Greig’s comments come a day after Republican leaders announced plans to finalize a 2020 state budget plan without a long-term road funding deal, calling Whitmer’s concerns over a potential government shutdown a “fabricated crisis.”

Whitmer accused lawmakers Wednesday of “playing games” and “screwing around” while roads crumble and schools suffer. On Thursday, Whitmer's spokesman said the governor wasn't wedded to "every part" of her budget, but noted its the only comprehensive plan "that raises the $2.5 billion in new revenue we need each year to improve public education, close the skills gap, clean up our drinking water, and fix the damn roads."

“Governor Whitmer has made it clear that she’s not signing a budget that doesn’t include a real plan to fix the roads," spokesman Zack Pohl said. "...The governor stands ready to work with the Legislature, but no real alternative plan has even been proposed for her consideration.”

Michigan Republican Party Chairwoman Laura Cox was quick to respond to Greig's statement, noting Whitmer's gas tax hike "was always running on empty."

"The people of Michigan have rejected it since its announcement, and now with her own party leaving it dead on the side of the road, it’s time for Gov. Whitmer to get real and walk back to the negotiating table," Cox said in a statement. 

Whitmer's plan would phase in the 45-cents-per-gallon fuel tax increase over two years, eventually generating $2.5 million in new revenue. Once fully implemented, it would boost road funding $1.9 billion over current spending levels and end a $600 million General Fund dedication for more road aid, freeing up that money for schools and other priorities.
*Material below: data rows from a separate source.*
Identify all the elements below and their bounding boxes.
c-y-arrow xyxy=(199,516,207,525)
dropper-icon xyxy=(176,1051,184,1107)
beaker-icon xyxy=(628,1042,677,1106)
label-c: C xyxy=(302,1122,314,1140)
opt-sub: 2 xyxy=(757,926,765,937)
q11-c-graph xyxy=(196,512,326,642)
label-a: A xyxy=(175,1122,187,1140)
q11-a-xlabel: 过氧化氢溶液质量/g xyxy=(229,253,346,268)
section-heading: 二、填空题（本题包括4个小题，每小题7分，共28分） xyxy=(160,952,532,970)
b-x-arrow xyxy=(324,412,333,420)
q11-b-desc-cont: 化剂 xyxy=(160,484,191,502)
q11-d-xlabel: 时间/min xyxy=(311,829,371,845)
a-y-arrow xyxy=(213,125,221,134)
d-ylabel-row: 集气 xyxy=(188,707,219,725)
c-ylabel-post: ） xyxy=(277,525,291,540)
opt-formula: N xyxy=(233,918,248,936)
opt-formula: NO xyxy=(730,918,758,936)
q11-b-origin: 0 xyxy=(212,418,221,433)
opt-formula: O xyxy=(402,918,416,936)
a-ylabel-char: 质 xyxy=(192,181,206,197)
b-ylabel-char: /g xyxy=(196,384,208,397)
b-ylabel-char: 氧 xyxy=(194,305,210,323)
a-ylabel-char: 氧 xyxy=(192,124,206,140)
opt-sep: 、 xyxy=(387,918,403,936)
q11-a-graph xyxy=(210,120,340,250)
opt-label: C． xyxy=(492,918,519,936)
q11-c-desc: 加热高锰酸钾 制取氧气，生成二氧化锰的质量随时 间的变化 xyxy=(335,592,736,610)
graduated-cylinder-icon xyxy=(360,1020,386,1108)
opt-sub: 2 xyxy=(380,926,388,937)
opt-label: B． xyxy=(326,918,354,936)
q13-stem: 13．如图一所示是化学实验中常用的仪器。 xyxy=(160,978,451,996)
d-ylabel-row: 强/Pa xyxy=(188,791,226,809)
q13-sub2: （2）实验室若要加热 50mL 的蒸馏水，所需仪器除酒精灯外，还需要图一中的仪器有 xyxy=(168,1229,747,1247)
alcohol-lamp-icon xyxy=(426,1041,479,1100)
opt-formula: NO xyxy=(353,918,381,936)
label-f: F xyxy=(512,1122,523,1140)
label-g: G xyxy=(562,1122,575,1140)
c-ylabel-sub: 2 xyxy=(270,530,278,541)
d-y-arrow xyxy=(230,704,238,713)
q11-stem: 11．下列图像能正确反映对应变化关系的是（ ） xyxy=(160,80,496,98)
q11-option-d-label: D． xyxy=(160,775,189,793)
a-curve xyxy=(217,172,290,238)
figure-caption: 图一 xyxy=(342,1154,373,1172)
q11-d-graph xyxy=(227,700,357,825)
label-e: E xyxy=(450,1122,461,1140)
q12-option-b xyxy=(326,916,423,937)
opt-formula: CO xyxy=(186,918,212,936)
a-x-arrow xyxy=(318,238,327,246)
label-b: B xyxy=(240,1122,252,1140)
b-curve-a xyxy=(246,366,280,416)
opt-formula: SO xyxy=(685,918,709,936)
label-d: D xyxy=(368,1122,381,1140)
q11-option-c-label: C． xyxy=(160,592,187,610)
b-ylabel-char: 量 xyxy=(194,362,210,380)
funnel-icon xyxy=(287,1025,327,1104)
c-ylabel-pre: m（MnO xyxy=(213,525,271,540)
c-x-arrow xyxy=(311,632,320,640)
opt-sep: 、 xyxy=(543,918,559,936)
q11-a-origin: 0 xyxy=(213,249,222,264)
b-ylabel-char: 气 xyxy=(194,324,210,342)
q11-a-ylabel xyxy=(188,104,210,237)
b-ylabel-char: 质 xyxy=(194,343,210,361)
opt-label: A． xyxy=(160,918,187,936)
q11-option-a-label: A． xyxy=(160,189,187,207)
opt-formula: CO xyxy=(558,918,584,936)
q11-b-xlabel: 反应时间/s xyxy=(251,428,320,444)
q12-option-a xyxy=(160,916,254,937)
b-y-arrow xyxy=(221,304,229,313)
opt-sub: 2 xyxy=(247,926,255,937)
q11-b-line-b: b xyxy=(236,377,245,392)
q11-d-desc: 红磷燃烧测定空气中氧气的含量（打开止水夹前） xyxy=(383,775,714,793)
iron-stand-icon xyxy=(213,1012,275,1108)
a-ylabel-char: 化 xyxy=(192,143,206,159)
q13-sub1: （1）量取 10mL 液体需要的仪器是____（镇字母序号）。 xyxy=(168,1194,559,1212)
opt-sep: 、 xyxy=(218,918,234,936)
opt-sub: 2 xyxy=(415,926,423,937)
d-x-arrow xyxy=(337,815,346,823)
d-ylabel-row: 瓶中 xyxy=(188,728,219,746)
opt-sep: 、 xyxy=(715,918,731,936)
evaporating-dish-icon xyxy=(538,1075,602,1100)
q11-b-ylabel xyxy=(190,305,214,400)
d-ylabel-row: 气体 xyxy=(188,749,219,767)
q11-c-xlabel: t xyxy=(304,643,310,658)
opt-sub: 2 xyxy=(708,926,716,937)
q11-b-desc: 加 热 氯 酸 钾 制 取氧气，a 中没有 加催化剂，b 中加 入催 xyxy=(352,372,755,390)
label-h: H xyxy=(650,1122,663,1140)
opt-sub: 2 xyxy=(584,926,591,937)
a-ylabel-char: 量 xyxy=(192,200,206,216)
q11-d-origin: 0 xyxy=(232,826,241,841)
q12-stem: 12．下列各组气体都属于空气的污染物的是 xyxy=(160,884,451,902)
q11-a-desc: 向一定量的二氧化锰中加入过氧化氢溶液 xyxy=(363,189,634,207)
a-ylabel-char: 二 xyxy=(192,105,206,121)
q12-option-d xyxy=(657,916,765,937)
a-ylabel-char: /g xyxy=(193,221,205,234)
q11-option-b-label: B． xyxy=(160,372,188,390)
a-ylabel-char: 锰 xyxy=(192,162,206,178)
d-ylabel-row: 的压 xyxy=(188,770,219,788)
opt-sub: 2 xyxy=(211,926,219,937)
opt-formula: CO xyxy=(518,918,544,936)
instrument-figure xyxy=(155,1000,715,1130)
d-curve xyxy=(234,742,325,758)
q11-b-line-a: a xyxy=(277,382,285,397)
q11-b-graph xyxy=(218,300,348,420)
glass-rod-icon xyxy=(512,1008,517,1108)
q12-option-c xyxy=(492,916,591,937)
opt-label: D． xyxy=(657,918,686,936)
Senate Majority Leader Mike Shirkey of Clarklake and House Speaker Lee Chatfield of Levering have said they’ve provided a list of funding options to Whitmer that would include “material, new revenue” including some kind of gas tax increase.

Greig called the West Michigan Policy Forum’s plan to delay debt repayment on teachers pensions to free up money for roads the equivalent of “refinancing your car that already has like 200,000 miles on it.”

“It's fiscally irresponsible to do and it's playing games with our teachers' pension fund,” she said.

House Democrats have proposed other solutions to generate $2.5 billion a year more for roads that chip away at the proposed 45-cent gas tax increase, Greig said, including taxing heavy trucks and closing corporate tax loopholes.

Ananich said he “supported the governor’s budget” and her desire to “solve the problem” with one gas tax hike. But “obviously, I think there’s other ways to get to solving the roads debate," he said.

Ananich said he’d personally like to explore the possibility of reining in outstanding Michigan Economic Growth Authority tax credits that were used to keep businesses in the state during the Great Recession, which he said could free up money for roads.

There are billions of dollars worth of the tax credits remaining, mostly with the Detroit Three automakers, through 2031. Chrysler, Ford Motor Co. and General Motors Co. renegotiated their tax credit agreements at the state's insistence to deal avoid future budget crises by capping annual payouts.

“I think there’s a lot of temperature in the Legislature, I think in the state of Michigan, that picking winners and losers to that degree, we might need to take a look at that,” he said.  “You’ve got to be careful when you’re looking at existing contracts, but I think the economic environment is dramatically different than it was when those were issued, and that could bring in hundreds of millions of dollars.”